Winners and losers if 'free banking' ends
With UK politicians appearing to see the end of so-called ‘free banking’ as a panacea for the woes of retail banking, bringing about more competition and a fairer deal for customers, who would the winners and losers be if the end of free banking came about?
If there is to be transparency about fees, which is the whole point of the end of free banking, then the charge will need to be related to the cost of providing that service.
Certainly those who use branches for transactions will be worse off. So the person who comes into the branch on the daily basis to have a chat with the teller and withdraw £10 (as I witnessed at my branch recently) is going to find that experience expensive. Some of the most vulnerable people in society who have low balances and see their branches as part of the community and a way to break the monotony of life will find that this will no longer be affordable to them.
As is already being seen for customers of RBS and Lloyds TSB with basic bank accounts (accounts where there is no overdraft facility and the most basic debit card) who are already not being allowed to use ATMs which don’t belong to the bank who their account is with. This is due to the charge each bank makes to other banks for allowing their customers to use their cash machines Come the end of free banking when charges for making a withdrawal from an ATM will kick in, as already exists in Australia, then those customers with basic bank accounts and low income earners who will be worse off. Having a bank account will become for many of these people a luxury that they can’t afford. The knock on effects will not be limited to the individual, but also government. Government relies on bank accounts to pay benefits into. By the number of people without bank accounts rising and the continued closure of post offices the cost of getting benefits to individuals will rise.
The knock on effect of not having a bank account for the individual is far more than the loss of banking services. The cost of utilities – gas, water, telephone, etc rise if customers are not able to have direct debits, since these attract discounts. This will drive low income households further into poverty.
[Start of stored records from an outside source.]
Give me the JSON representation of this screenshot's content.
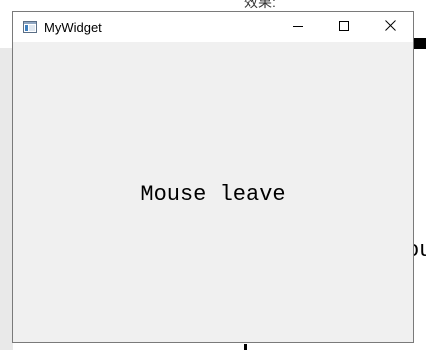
{
  "window": {
    "title": "MyWidget",
    "icon": "app-window-icon",
    "controls": {
      "minimize_icon": "minimize-icon",
      "maximize_icon": "maximize-icon",
      "close_icon": "close-icon"
    }
  },
  "content": {
    "status_text": "Mouse leave"
  },
  "background": {
    "top_text": "效果:",
    "right_text": "ou"
  },
  "colors": {
    "client_background": "#f0f0f0",
    "titlebar_background": "#ffffff",
    "text": "#000000"
  }
}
Charges for transactions in branches will inevitably be higher than transacting online or via a call centre (due to the costs for banks being higher to provide these services). As a reuslt there is likely to be a drop in the number of transactions being carried out in branches, which will inevitably lead to branch closures. Many branches, particularly in rural areas, already struggle to be profitable because of the low volume of business transacted in them, so once again the vulnerable, particularly those without access to public or private transport, will be hit the hardest.
One of the arguments for the end of free banking is that charges will be fairer and, in particular overdraft charges will drop. However with the end of free banking interest on balances will need to be paid, and not at the paltry 0.1% banks had been paying prior to the financial crisis. With the wholesale markets expensive, attracting customer balances is a lower cost way of banks raising funds. This will be where competition may well come in as banks and new entrants compete for customers who have a high average balance from month to month. This could lead to a situation where rather than overdraft charges falling they may rise as the balance of the number of customers with large balances to fund those overdraft moves to the competition and hence the cost of funding the overdrafts for the banks rise.
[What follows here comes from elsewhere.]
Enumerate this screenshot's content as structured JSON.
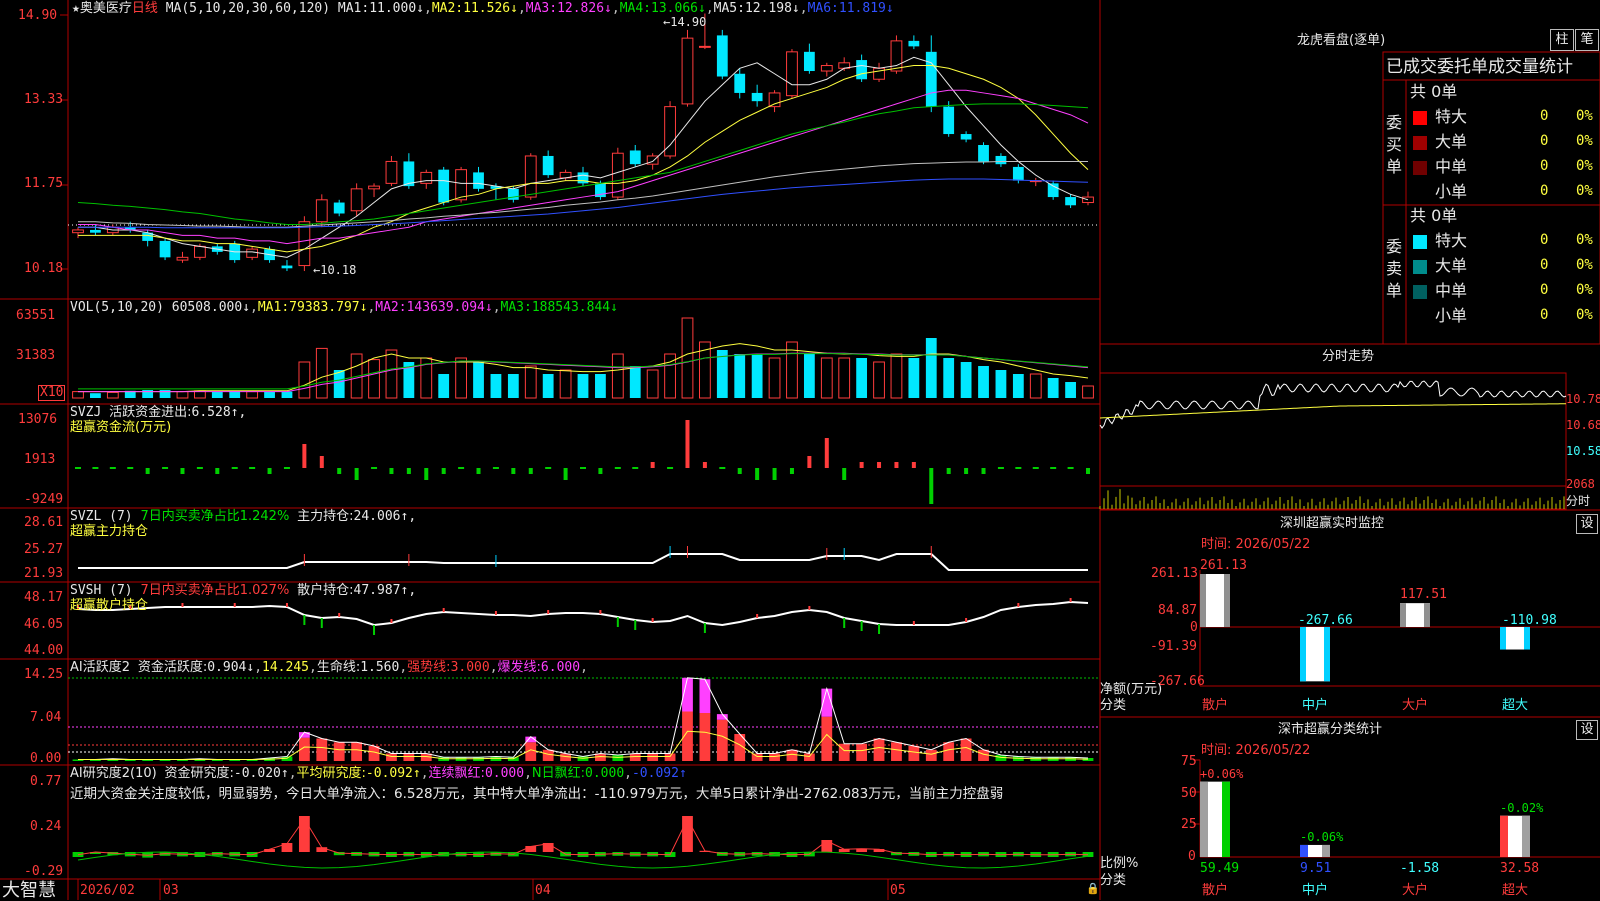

Another set of losers will, ironically, be those who manage their current account well. These are the people who maintain a low current account balance, don’t go over drawn and use direct debits and standing orders to pay their bills. These are the customers who are currently subsidised by those who maintain high current account balances and those who regularly go overdrawn. These smart users of banking accounts, however only become profitable when they use other facilities such as mortgages, credit cards and loans. There is clearly an argument that these are precisely the people who should be paying a fair price for the services they use.
The fundamental challenge for any government who brings about the end of free banking is how to address the issue of the unbanked and the low earners. Certainly with the introduction of fees competition could increase, but it will be competition for the profitable customers, which does not represent the majority of the customer base of the big five banks. Without the economies of scale of a large customer base the big five banks will not be able to maintain the large branch networks they currently do.Compelling the big five banks to offer basic bank accounts and maintain a large branch network, but not compelling new entrants to do that, whilst populist, cannot be a long term strategy. Already the banks being forced to sell basic bank accounts are demonstrating that they are no longer prepared to do this at a signifcant loss.
The alternative is to take the unbanked and basic banking sector out of the commercial sector and have a state funded and run basic banking service. The level of investment required to set this up, particularly given the current economic climate, makes this option unlikely in the extreme.
So whilst the politicians can clamour for the end of free banking it is highly unlikely that anyone will be brave (or foolish) enough to actually bring this about.